The relative growth rate (RGR) is affected by a variety of environmental factors, e.g. light, water levels and nutrient concentration. In order to gain a more complete understanding of RGR in plants, it can be separated into several components reflecting physiology (NAR), leaf construction (SLA) and allocation (LMR). Deciding which of these components has a greater impact on the RGR has produced conflicting conclusions, with the most common conclusion being that the NAR (net assimilation rate) has the largest effect. However, the NAR depends on absolute growth rate and so varies considerably with size. As a consequence of this, experimental treatments that increase the variance in plant size will automatically increase the impact that NAR, relative to SLA and LMR, has on RGR (Rees et al., 2010). We propose that this has significant implications for studying the effect of environmental variables on the RGR components, as different environmental conditions produce different variances in plant size and hence NAR and RGR. To investigate this, plants were grown under high and low light and water regimes and the variance in RGR within a treatment group was compared to the NAR for that treatment.
Results/Conclusions
There was a strong positive correlation between the variance in RGR and the proportion of this variance that was attributed to NAR. This indicates that variance in plant size causes an increased relative contribution of NAR to the variation in RGR. The diminishing importance of SLA with increasing light levels has previously been suggested as an explanation for the greater contribution of NAR to the RGR. This suggestion stems from the theory that it is more important for plants in low-light environments to have a specific leaf construction (SLA) i.e. thin leaves with a large surface area; as it is a limiting factor to growth.

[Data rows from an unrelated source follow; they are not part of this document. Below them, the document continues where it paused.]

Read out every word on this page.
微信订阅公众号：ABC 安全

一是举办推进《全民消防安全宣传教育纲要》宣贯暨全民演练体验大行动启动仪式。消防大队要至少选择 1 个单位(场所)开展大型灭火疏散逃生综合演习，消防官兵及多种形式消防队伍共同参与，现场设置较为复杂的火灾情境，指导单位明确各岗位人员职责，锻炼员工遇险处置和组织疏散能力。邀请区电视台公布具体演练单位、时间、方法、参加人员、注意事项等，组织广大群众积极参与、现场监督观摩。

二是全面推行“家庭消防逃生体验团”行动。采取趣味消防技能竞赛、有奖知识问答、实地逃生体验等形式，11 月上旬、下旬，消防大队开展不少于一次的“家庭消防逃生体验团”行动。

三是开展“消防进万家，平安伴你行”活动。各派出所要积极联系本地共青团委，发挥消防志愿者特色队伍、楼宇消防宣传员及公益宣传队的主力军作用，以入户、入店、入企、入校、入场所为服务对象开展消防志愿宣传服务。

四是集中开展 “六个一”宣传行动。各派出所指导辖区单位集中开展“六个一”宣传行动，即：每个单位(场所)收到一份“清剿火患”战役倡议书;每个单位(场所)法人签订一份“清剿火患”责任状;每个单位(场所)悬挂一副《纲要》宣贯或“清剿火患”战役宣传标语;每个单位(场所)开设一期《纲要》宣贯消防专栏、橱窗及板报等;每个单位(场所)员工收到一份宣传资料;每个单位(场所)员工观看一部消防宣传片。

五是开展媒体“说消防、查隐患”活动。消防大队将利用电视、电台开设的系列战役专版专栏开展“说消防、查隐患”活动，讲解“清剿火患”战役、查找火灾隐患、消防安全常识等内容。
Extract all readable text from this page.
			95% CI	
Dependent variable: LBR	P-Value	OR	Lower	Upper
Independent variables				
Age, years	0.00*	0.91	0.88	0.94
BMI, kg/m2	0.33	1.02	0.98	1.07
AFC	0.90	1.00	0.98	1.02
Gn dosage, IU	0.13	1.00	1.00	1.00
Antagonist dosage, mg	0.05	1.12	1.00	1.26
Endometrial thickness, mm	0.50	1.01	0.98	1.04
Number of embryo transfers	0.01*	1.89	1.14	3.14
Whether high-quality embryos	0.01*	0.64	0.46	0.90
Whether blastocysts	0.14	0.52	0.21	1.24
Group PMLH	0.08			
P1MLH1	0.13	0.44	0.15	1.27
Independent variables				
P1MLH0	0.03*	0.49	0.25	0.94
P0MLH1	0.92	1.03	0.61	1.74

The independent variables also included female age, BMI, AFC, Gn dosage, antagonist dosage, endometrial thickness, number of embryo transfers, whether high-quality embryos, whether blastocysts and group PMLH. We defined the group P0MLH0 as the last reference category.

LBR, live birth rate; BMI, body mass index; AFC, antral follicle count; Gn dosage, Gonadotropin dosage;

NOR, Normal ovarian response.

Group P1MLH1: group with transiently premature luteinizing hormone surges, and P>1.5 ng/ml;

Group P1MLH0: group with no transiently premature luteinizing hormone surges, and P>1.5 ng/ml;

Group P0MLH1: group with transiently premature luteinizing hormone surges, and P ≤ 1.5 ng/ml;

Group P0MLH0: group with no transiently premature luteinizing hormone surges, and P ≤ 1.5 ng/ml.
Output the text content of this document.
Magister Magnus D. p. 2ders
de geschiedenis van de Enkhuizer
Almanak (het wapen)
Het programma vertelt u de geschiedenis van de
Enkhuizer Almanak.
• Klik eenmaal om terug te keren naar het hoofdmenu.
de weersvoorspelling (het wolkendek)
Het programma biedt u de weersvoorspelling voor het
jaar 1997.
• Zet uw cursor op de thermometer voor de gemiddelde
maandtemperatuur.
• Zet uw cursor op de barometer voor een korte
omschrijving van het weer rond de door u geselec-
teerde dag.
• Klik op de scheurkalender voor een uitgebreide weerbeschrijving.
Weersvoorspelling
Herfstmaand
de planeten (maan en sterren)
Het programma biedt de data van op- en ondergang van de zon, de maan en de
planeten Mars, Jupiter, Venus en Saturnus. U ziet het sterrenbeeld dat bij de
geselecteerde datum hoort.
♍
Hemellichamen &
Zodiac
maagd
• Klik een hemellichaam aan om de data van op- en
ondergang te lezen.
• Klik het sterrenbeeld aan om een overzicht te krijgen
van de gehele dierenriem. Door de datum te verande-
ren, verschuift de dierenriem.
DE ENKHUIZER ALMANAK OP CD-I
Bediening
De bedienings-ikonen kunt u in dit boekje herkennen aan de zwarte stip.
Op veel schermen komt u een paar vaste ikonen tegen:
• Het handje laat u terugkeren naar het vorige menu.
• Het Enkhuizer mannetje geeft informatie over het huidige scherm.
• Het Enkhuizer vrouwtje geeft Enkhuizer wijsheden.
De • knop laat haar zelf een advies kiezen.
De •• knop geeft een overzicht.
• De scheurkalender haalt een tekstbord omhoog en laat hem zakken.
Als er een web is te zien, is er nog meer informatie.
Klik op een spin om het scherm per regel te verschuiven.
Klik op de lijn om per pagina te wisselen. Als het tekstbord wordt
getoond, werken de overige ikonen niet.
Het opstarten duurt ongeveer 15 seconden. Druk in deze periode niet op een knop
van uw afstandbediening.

The size-dependent association of NAR and RGR may reduce the extent and significance of this finding. A different method of studying these associated physiological variables must be examined and our understanding of how these variables cause changes in RGR under different environmental conditions may need to be re-evaluated.
Rees, M., Osbourne, C. P., Woodward, F. I., Hulme, S. P., Turnbull, L. A. & Taylor, S. H. American naturalist, 176, 6, E152-E161 (2010).